Environmental Impacts of a Desalination Facility Proposed for Tampa, Florida
Alan F. Blumberg, Sean O’Neil and B. Nicholas Kim
The environmental effects of a waste brine plume from a proposed water desalination facility located at Tampa Bay, Florida are addressed through an analysis based on sophisticated three-dimensional hydrodynamic models. The study was separated into two parts: the first part established a base set of physical characteristics such as circulation patterns, temperature and salinity which were corroborated with an extensive set of water quality data; then a design scenario was constructed which included an addition of a desalination facility waste brine plume. The waste brine is mixed with an existing temperature-elevated discharge resulting from a power plant cooling water operation. The first part of the study calibrates and validates the model and provides a base for comparison, while the second part allows for the examination of the differences of the physical variables with and without the waste brine stream. Each scenario was run for a two-year simulation period which provided detailed set of time series and statistics of the temperature, salinity and dissolved oxygen saturation as well as their differences between the two scenarios.

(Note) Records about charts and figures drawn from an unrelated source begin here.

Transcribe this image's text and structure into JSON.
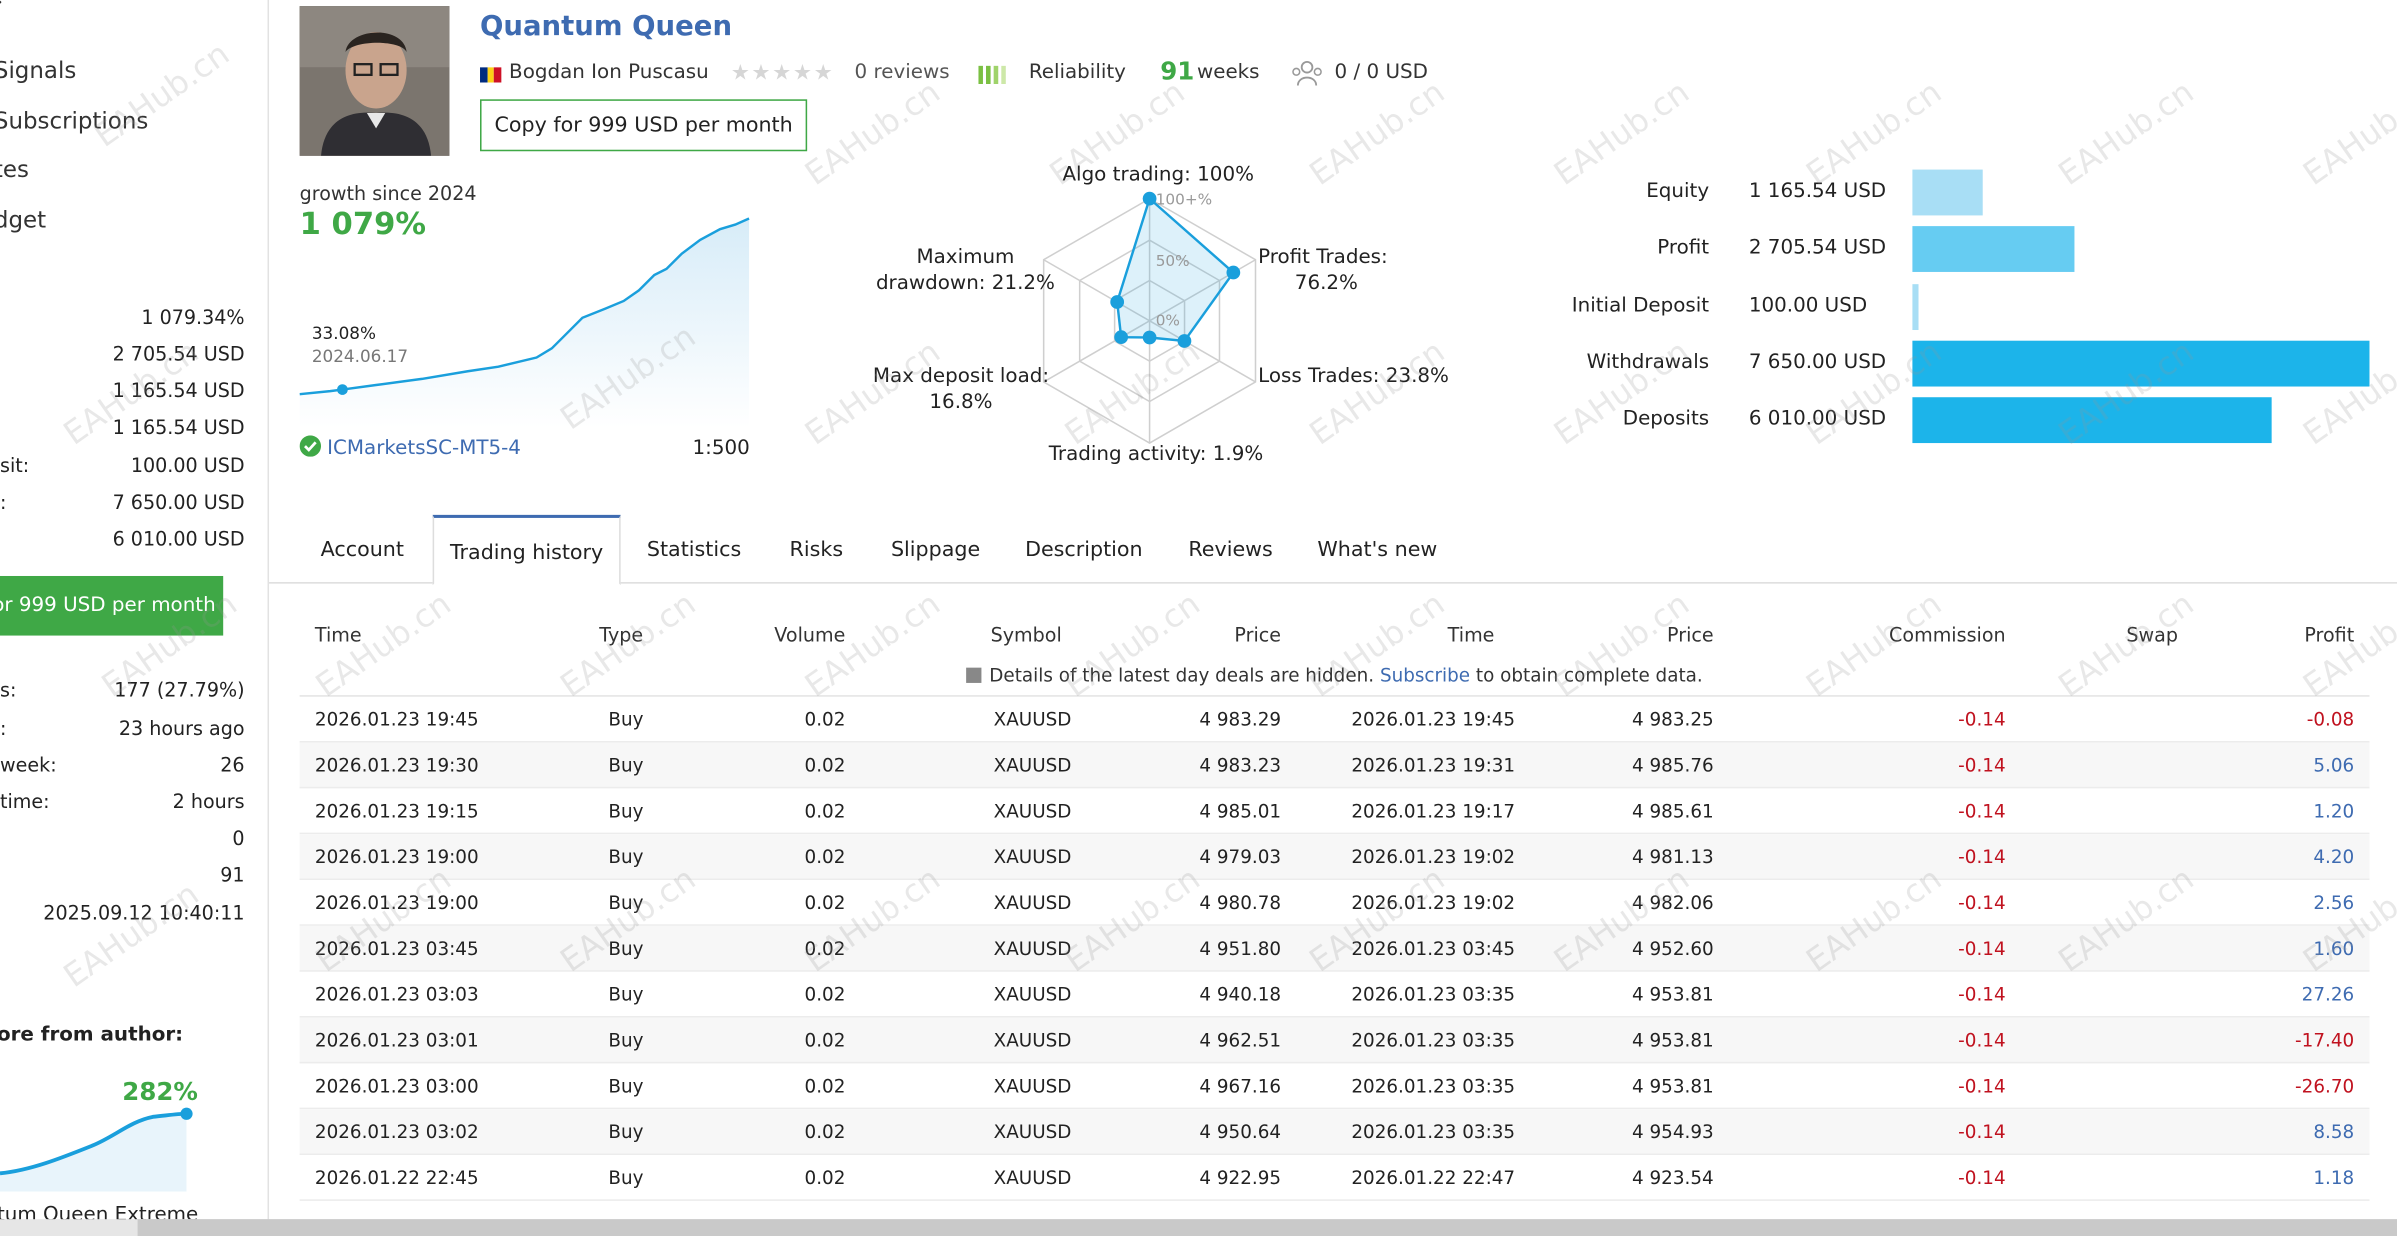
{
  "sidebar": {
    "nav": [
      "Signals",
      "Subscriptions",
      "tes",
      "dget"
    ],
    "stats_top": [
      {
        "label": "",
        "value": "1 079.34%"
      },
      {
        "label": "",
        "value": "2 705.54 USD"
      },
      {
        "label": "",
        "value": "1 165.54 USD"
      },
      {
        "label": "",
        "value": "1 165.54 USD"
      },
      {
        "label": "sit:",
        "value": "100.00 USD"
      },
      {
        "label": ":",
        "value": "7 650.00 USD"
      },
      {
        "label": "",
        "value": "6 010.00 USD"
      }
    ],
    "copy_label": "or 999 USD per month",
    "stats_bottom": [
      {
        "label": "s:",
        "value": "177 (27.79%)"
      },
      {
        "label": ":",
        "value": "23 hours ago"
      },
      {
        "label": "week:",
        "value": "26"
      },
      {
        "label": "time:",
        "value": "2 hours"
      },
      {
        "label": "",
        "value": "0"
      },
      {
        "label": "",
        "value": "91"
      },
      {
        "label": "",
        "value": "2025.09.12 10:40:11"
      }
    ],
    "more_label": "ore from author:",
    "more_pct": "282%",
    "more_name": "tum Queen Extreme"
  },
  "header": {
    "title": "Quantum Queen",
    "author": "Bogdan Ion Puscasu",
    "reviews": "0 reviews",
    "reliability": "Reliability",
    "weeks_num": "91",
    "weeks_label": "weeks",
    "subscribers": "0 / 0 USD",
    "copy_label": "Copy for 999 USD per month"
  },
  "growth": {
    "label": "growth since 2024",
    "value": "1 079%",
    "tooltip_value": "33.08%",
    "tooltip_date": "2024.06.17",
    "broker": "ICMarketsSC-MT5-4",
    "leverage": "1:500"
  },
  "radar": {
    "algo": "Algo trading: 100%",
    "profit_trades_1": "Profit Trades:",
    "profit_trades_2": "76.2%",
    "loss_trades": "Loss Trades: 23.8%",
    "activity": "Trading activity: 1.9%",
    "deposit_load_1": "Max deposit load:",
    "deposit_load_2": "16.8%",
    "drawdown_1": "Maximum",
    "drawdown_2": "drawdown: 21.2%",
    "scale_100": "100+%",
    "scale_50": "50%",
    "scale_0": "0%",
    "values": [
      100,
      76.2,
      23.8,
      1.9,
      16.8,
      21.2
    ]
  },
  "balance": [
    {
      "label": "Equity",
      "value": "1 165.54 USD",
      "amount": 1165.54,
      "color": "#a8def5"
    },
    {
      "label": "Profit",
      "value": "2 705.54 USD",
      "amount": 2705.54,
      "color": "#66ccf2"
    },
    {
      "label": "Initial Deposit",
      "value": "100.00 USD",
      "amount": 100.0,
      "color": "#a8def5"
    },
    {
      "label": "Withdrawals",
      "value": "7 650.00 USD",
      "amount": 7650.0,
      "color": "#1cb4ea"
    },
    {
      "label": "Deposits",
      "value": "6 010.00 USD",
      "amount": 6010.0,
      "color": "#1cb4ea"
    }
  ],
  "tabs": [
    "Account",
    "Trading history",
    "Statistics",
    "Risks",
    "Slippage",
    "Description",
    "Reviews",
    "What's new"
  ],
  "table": {
    "headers": [
      "Time",
      "Type",
      "Volume",
      "Symbol",
      "Price",
      "Time",
      "Price",
      "Commission",
      "Swap",
      "Profit"
    ],
    "notice_text": "Details of the latest day deals are hidden.",
    "notice_link": "Subscribe",
    "notice_tail": "to obtain complete data.",
    "rows": [
      [
        "2026.01.23 19:45",
        "Buy",
        "0.02",
        "XAUUSD",
        "4 983.29",
        "2026.01.23 19:45",
        "4 983.25",
        "-0.14",
        "",
        "-0.08"
      ],
      [
        "2026.01.23 19:30",
        "Buy",
        "0.02",
        "XAUUSD",
        "4 983.23",
        "2026.01.23 19:31",
        "4 985.76",
        "-0.14",
        "",
        "5.06"
      ],
      [
        "2026.01.23 19:15",
        "Buy",
        "0.02",
        "XAUUSD",
        "4 985.01",
        "2026.01.23 19:17",
        "4 985.61",
        "-0.14",
        "",
        "1.20"
      ],
      [
        "2026.01.23 19:00",
        "Buy",
        "0.02",
        "XAUUSD",
        "4 979.03",
        "2026.01.23 19:02",
        "4 981.13",
        "-0.14",
        "",
        "4.20"
      ],
      [
        "2026.01.23 19:00",
        "Buy",
        "0.02",
        "XAUUSD",
        "4 980.78",
        "2026.01.23 19:02",
        "4 982.06",
        "-0.14",
        "",
        "2.56"
      ],
      [
        "2026.01.23 03:45",
        "Buy",
        "0.02",
        "XAUUSD",
        "4 951.80",
        "2026.01.23 03:45",
        "4 952.60",
        "-0.14",
        "",
        "1.60"
      ],
      [
        "2026.01.23 03:03",
        "Buy",
        "0.02",
        "XAUUSD",
        "4 940.18",
        "2026.01.23 03:35",
        "4 953.81",
        "-0.14",
        "",
        "27.26"
      ],
      [
        "2026.01.23 03:01",
        "Buy",
        "0.02",
        "XAUUSD",
        "4 962.51",
        "2026.01.23 03:35",
        "4 953.81",
        "-0.14",
        "",
        "-17.40"
      ],
      [
        "2026.01.23 03:00",
        "Buy",
        "0.02",
        "XAUUSD",
        "4 967.16",
        "2026.01.23 03:35",
        "4 953.81",
        "-0.14",
        "",
        "-26.70"
      ],
      [
        "2026.01.23 03:02",
        "Buy",
        "0.02",
        "XAUUSD",
        "4 950.64",
        "2026.01.23 03:35",
        "4 954.93",
        "-0.14",
        "",
        "8.58"
      ],
      [
        "2026.01.22 22:45",
        "Buy",
        "0.02",
        "XAUUSD",
        "4 922.95",
        "2026.01.22 22:47",
        "4 923.54",
        "-0.14",
        "",
        "1.18"
      ]
    ]
  },
  "watermark": "EAHub.cn",
  "colors": {
    "accent": "#3e6bb1",
    "green": "#3fa846",
    "negative": "#c0121f",
    "chart_line": "#1a9fdc"
  }
}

Analyses of the results indicates that the only region where any detectable change due to the desalination facility operation is in the immediate vicinity of the waste brine outfall itself. Long-term effects of an elevated salinity plume on the overall salinity in Tampa Bay were addressed by running the model for an additional seven years to achieve steady state. An examination of the model results revealed no significant increase in salinity or temperature. The modeling and data analyses presented herein are quite specific to the Tampa Bay setting; however, the model itself is physically comprehensive and the data quality control procedures are robust. Both are easily adapted to other regions and new sets of observations.